Listen here to the facilitated discussion and workshop hosted by the Montreal Anarchist Bookfair on May 17 2020, 2pm-3pm EST, broadcast and archived by CKUT radio.
Speakers Mikiki, Modibo Kadalie and Alexis Shotwell explore questions such as:
1. What lessons can we draw from historical movements about countering a policing and containment approach to pandemic?
2. What does harm reduction and collective care look like in our current context?
3. Autonomy, self-determination, and community accountability are all central anarchist principles. Given the current context, what do you see as the contradictions between these principles and can they be reconciled?
Mikiki, Modibo Kadalie and Alexis Shotwell
Mikiki is a performance and video artist and queer community health activist of Acadian/Mi’kmaq and Irish descent from Newfoundland, Canada. Their identity as an artist is informed and intrinsically linked to their history of work as a sexual health educator and harm reduction worker. Mikiki’s creative themes often address safer sex negotiations, identity construction, attitudes about drug use, disclosure of sexual identity and health status, community building through skills sharing, testimonial, and storytelling.

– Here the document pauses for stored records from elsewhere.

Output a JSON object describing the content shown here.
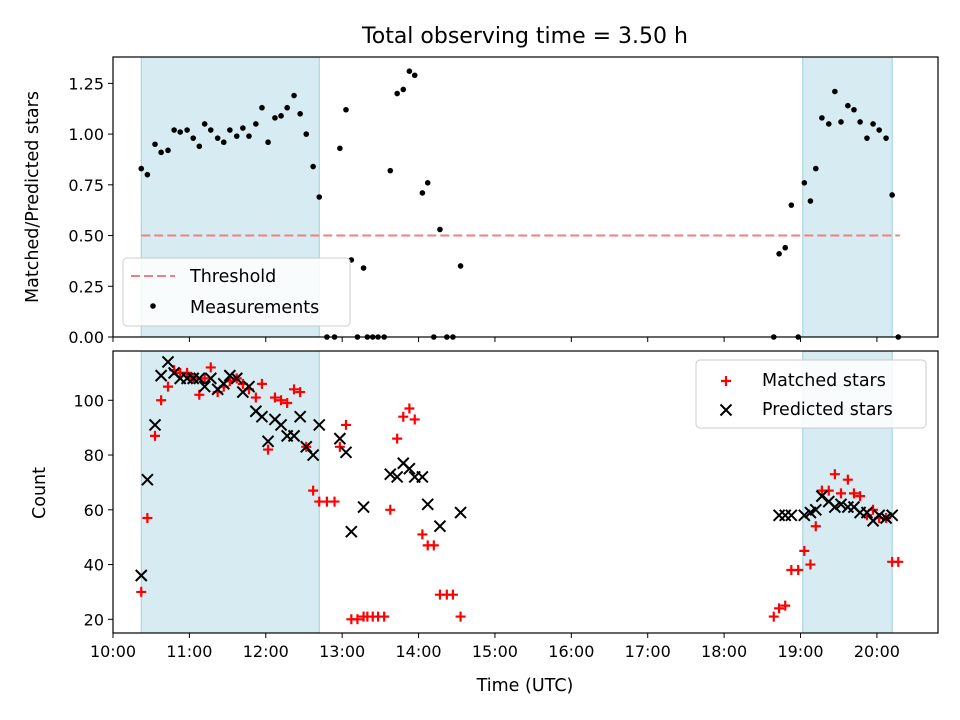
{
  "chart_data": [
    {
      "type": "scatter",
      "title": "Total observing time = 3.50 h",
      "ylabel": "Matched/Predicted stars",
      "xlim": [
        10.0,
        20.8
      ],
      "ylim": [
        0.0,
        1.38
      ],
      "yticks": [
        0.0,
        0.25,
        0.5,
        0.75,
        1.0,
        1.25
      ],
      "ytick_labels": [
        "0.00",
        "0.25",
        "0.50",
        "0.75",
        "1.00",
        "1.25"
      ],
      "shaded_intervals": [
        [
          10.37,
          12.7
        ],
        [
          19.03,
          20.2
        ]
      ],
      "threshold": {
        "name": "Threshold",
        "y": 0.5,
        "x": [
          10.37,
          20.3
        ],
        "color": "#f08080"
      },
      "legend": {
        "position": "lower-left",
        "entries": [
          "Threshold",
          "Measurements"
        ]
      },
      "series": [
        {
          "name": "Measurements",
          "color": "#000000",
          "marker": "dot",
          "points": [
            [
              10.37,
              0.83
            ],
            [
              10.45,
              0.8
            ],
            [
              10.55,
              0.95
            ],
            [
              10.63,
              0.91
            ],
            [
              10.72,
              0.92
            ],
            [
              10.8,
              1.02
            ],
            [
              10.88,
              1.01
            ],
            [
              10.97,
              1.02
            ],
            [
              11.05,
              0.98
            ],
            [
              11.13,
              0.94
            ],
            [
              11.2,
              1.05
            ],
            [
              11.28,
              1.02
            ],
            [
              11.37,
              0.98
            ],
            [
              11.45,
              0.96
            ],
            [
              11.53,
              1.02
            ],
            [
              11.62,
              0.99
            ],
            [
              11.7,
              1.03
            ],
            [
              11.78,
              0.99
            ],
            [
              11.87,
              1.05
            ],
            [
              11.95,
              1.13
            ],
            [
              12.03,
              0.96
            ],
            [
              12.12,
              1.08
            ],
            [
              12.2,
              1.09
            ],
            [
              12.28,
              1.13
            ],
            [
              12.37,
              1.19
            ],
            [
              12.45,
              1.1
            ],
            [
              12.53,
              1.0
            ],
            [
              12.62,
              0.84
            ],
            [
              12.7,
              0.69
            ],
            [
              12.8,
              0.0
            ],
            [
              12.9,
              0.0
            ],
            [
              12.97,
              0.93
            ],
            [
              13.05,
              1.12
            ],
            [
              13.12,
              0.38
            ],
            [
              13.2,
              0.0
            ],
            [
              13.28,
              0.34
            ],
            [
              13.33,
              0.0
            ],
            [
              13.4,
              0.0
            ],
            [
              13.47,
              0.0
            ],
            [
              13.55,
              0.0
            ],
            [
              13.63,
              0.82
            ],
            [
              13.72,
              1.2
            ],
            [
              13.8,
              1.22
            ],
            [
              13.88,
              1.31
            ],
            [
              13.95,
              1.29
            ],
            [
              14.05,
              0.71
            ],
            [
              14.12,
              0.76
            ],
            [
              14.2,
              0.0
            ],
            [
              14.28,
              0.53
            ],
            [
              14.37,
              0.0
            ],
            [
              14.45,
              0.0
            ],
            [
              14.55,
              0.35
            ],
            [
              18.65,
              0.0
            ],
            [
              18.72,
              0.41
            ],
            [
              18.8,
              0.44
            ],
            [
              18.88,
              0.65
            ],
            [
              18.97,
              0.0
            ],
            [
              19.05,
              0.76
            ],
            [
              19.13,
              0.67
            ],
            [
              19.2,
              0.83
            ],
            [
              19.28,
              1.08
            ],
            [
              19.37,
              1.05
            ],
            [
              19.45,
              1.21
            ],
            [
              19.53,
              1.06
            ],
            [
              19.62,
              1.14
            ],
            [
              19.7,
              1.12
            ],
            [
              19.78,
              1.06
            ],
            [
              19.87,
              0.98
            ],
            [
              19.95,
              1.05
            ],
            [
              20.03,
              1.02
            ],
            [
              20.12,
              0.98
            ],
            [
              20.2,
              0.7
            ],
            [
              20.28,
              0.0
            ]
          ]
        }
      ]
    },
    {
      "type": "scatter",
      "ylabel": "Count",
      "xlabel": "Time (UTC)",
      "xlim": [
        10.0,
        20.8
      ],
      "ylim": [
        15,
        118
      ],
      "yticks": [
        20,
        40,
        60,
        80,
        100
      ],
      "xticks": [
        10,
        11,
        12,
        13,
        14,
        15,
        16,
        17,
        18,
        19,
        20
      ],
      "xtick_labels": [
        "10:00",
        "11:00",
        "12:00",
        "13:00",
        "14:00",
        "15:00",
        "16:00",
        "17:00",
        "18:00",
        "19:00",
        "20:00"
      ],
      "shaded_intervals": [
        [
          10.37,
          12.7
        ],
        [
          19.03,
          20.2
        ]
      ],
      "legend": {
        "position": "upper-right",
        "entries": [
          "Matched stars",
          "Predicted stars"
        ]
      },
      "series": [
        {
          "name": "Matched stars",
          "color": "#ff0000",
          "marker": "plus",
          "points": [
            [
              10.37,
              30
            ],
            [
              10.45,
              57
            ],
            [
              10.55,
              87
            ],
            [
              10.63,
              100
            ],
            [
              10.72,
              105
            ],
            [
              10.8,
              111
            ],
            [
              10.88,
              110
            ],
            [
              10.97,
              110
            ],
            [
              11.05,
              108
            ],
            [
              11.13,
              102
            ],
            [
              11.2,
              108
            ],
            [
              11.28,
              112
            ],
            [
              11.37,
              103
            ],
            [
              11.45,
              105
            ],
            [
              11.53,
              107
            ],
            [
              11.62,
              108
            ],
            [
              11.7,
              106
            ],
            [
              11.78,
              104
            ],
            [
              11.87,
              101
            ],
            [
              11.95,
              106
            ],
            [
              12.03,
              82
            ],
            [
              12.12,
              101
            ],
            [
              12.2,
              100
            ],
            [
              12.28,
              99
            ],
            [
              12.37,
              104
            ],
            [
              12.45,
              103
            ],
            [
              12.53,
              83
            ],
            [
              12.62,
              67
            ],
            [
              12.7,
              63
            ],
            [
              12.8,
              63
            ],
            [
              12.9,
              63
            ],
            [
              12.97,
              83
            ],
            [
              13.05,
              91
            ],
            [
              13.12,
              20
            ],
            [
              13.2,
              20
            ],
            [
              13.28,
              21
            ],
            [
              13.33,
              21
            ],
            [
              13.4,
              21
            ],
            [
              13.47,
              21
            ],
            [
              13.55,
              21
            ],
            [
              13.63,
              60
            ],
            [
              13.72,
              86
            ],
            [
              13.8,
              94
            ],
            [
              13.88,
              97
            ],
            [
              13.95,
              93
            ],
            [
              14.05,
              51
            ],
            [
              14.12,
              47
            ],
            [
              14.2,
              47
            ],
            [
              14.28,
              29
            ],
            [
              14.37,
              29
            ],
            [
              14.45,
              29
            ],
            [
              14.55,
              21
            ],
            [
              18.65,
              21
            ],
            [
              18.72,
              24
            ],
            [
              18.8,
              25
            ],
            [
              18.88,
              38
            ],
            [
              18.97,
              38
            ],
            [
              19.05,
              45
            ],
            [
              19.13,
              40
            ],
            [
              19.2,
              54
            ],
            [
              19.28,
              67
            ],
            [
              19.37,
              67
            ],
            [
              19.45,
              73
            ],
            [
              19.53,
              66
            ],
            [
              19.62,
              71
            ],
            [
              19.7,
              66
            ],
            [
              19.78,
              65
            ],
            [
              19.87,
              58
            ],
            [
              19.95,
              60
            ],
            [
              20.03,
              57
            ],
            [
              20.12,
              57
            ],
            [
              20.2,
              41
            ],
            [
              20.28,
              41
            ]
          ]
        },
        {
          "name": "Predicted stars",
          "color": "#000000",
          "marker": "x",
          "points": [
            [
              10.37,
              36
            ],
            [
              10.45,
              71
            ],
            [
              10.55,
              91
            ],
            [
              10.63,
              109
            ],
            [
              10.72,
              114
            ],
            [
              10.8,
              110
            ],
            [
              10.88,
              108
            ],
            [
              10.97,
              108
            ],
            [
              11.05,
              108
            ],
            [
              11.13,
              108
            ],
            [
              11.2,
              105
            ],
            [
              11.28,
              108
            ],
            [
              11.37,
              104
            ],
            [
              11.45,
              106
            ],
            [
              11.53,
              109
            ],
            [
              11.62,
              108
            ],
            [
              11.7,
              103
            ],
            [
              11.78,
              105
            ],
            [
              11.87,
              96
            ],
            [
              11.95,
              94
            ],
            [
              12.03,
              85
            ],
            [
              12.12,
              93
            ],
            [
              12.2,
              91
            ],
            [
              12.28,
              87
            ],
            [
              12.37,
              87
            ],
            [
              12.45,
              94
            ],
            [
              12.53,
              83
            ],
            [
              12.62,
              80
            ],
            [
              12.7,
              91
            ],
            [
              12.97,
              86
            ],
            [
              13.05,
              81
            ],
            [
              13.12,
              52
            ],
            [
              13.28,
              61
            ],
            [
              13.63,
              73
            ],
            [
              13.72,
              72
            ],
            [
              13.8,
              77
            ],
            [
              13.88,
              75
            ],
            [
              13.95,
              72
            ],
            [
              14.05,
              72
            ],
            [
              14.12,
              62
            ],
            [
              14.28,
              54
            ],
            [
              14.55,
              59
            ],
            [
              18.72,
              58
            ],
            [
              18.8,
              58
            ],
            [
              18.88,
              58
            ],
            [
              19.05,
              58
            ],
            [
              19.13,
              59
            ],
            [
              19.2,
              60
            ],
            [
              19.28,
              65
            ],
            [
              19.37,
              63
            ],
            [
              19.45,
              61
            ],
            [
              19.53,
              62
            ],
            [
              19.62,
              61
            ],
            [
              19.7,
              61
            ],
            [
              19.78,
              59
            ],
            [
              19.87,
              59
            ],
            [
              19.95,
              56
            ],
            [
              20.03,
              58
            ],
            [
              20.12,
              57
            ],
            [
              20.2,
              58
            ]
          ]
        }
      ]
    }
  ]
}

Modibo M. Kadalie, PhD, is a noted activist, political theorist, and social ecologist, known to be a long-time critic of the nation-state and the sham that is “representative democracy.” He is the author of Pan-African Social Ecology (OOOA Press, 2019) and Internationalism, Pan-Africanism, and the Struggle of Social Classes (One Quest Press, 2000). Dr. Kadalie has worked for over thirty-five years in higher education and has been active in radical politics for over fifty years. In the late 1960s, he was a member of the central staff of the League of Revolutionary Black Workers of Detroit, Michigan, a founding member of the International African Liberation Support Committee and a North American delegate to the 6th Pan-African Congress. In the 1970s he participated in many labor self-organization movements in Atlanta, Georgia. In the 1980s, he helped with the self-organization of armed defense groups in the Atlanta Housing Projects during the crisis of the child murders. And in the 1990s, he helped to mobilize the Savannah community during the massive Tridium spill in the Savannah River from the upriver Savannah River Nuclear Plant, among many other campaigns. Currently, Dr. Kadalie is the founding convener of the Autonomous Research Institute for Direct Democracy and Social Ecology.
Alexis Shotwell teaches and writes in Ottawa, on unceded Algonquin land, where she’s a part of the Punch Up anarchist collective (punchupcollective.org). She is the co-investigator for the AIDS Activist History Project (aidsactivisthistory.ca), and author of Knowing Otherwise: Race, Gender, and Implicit Understanding and Against Purity: Living Ethically in Compromised Times.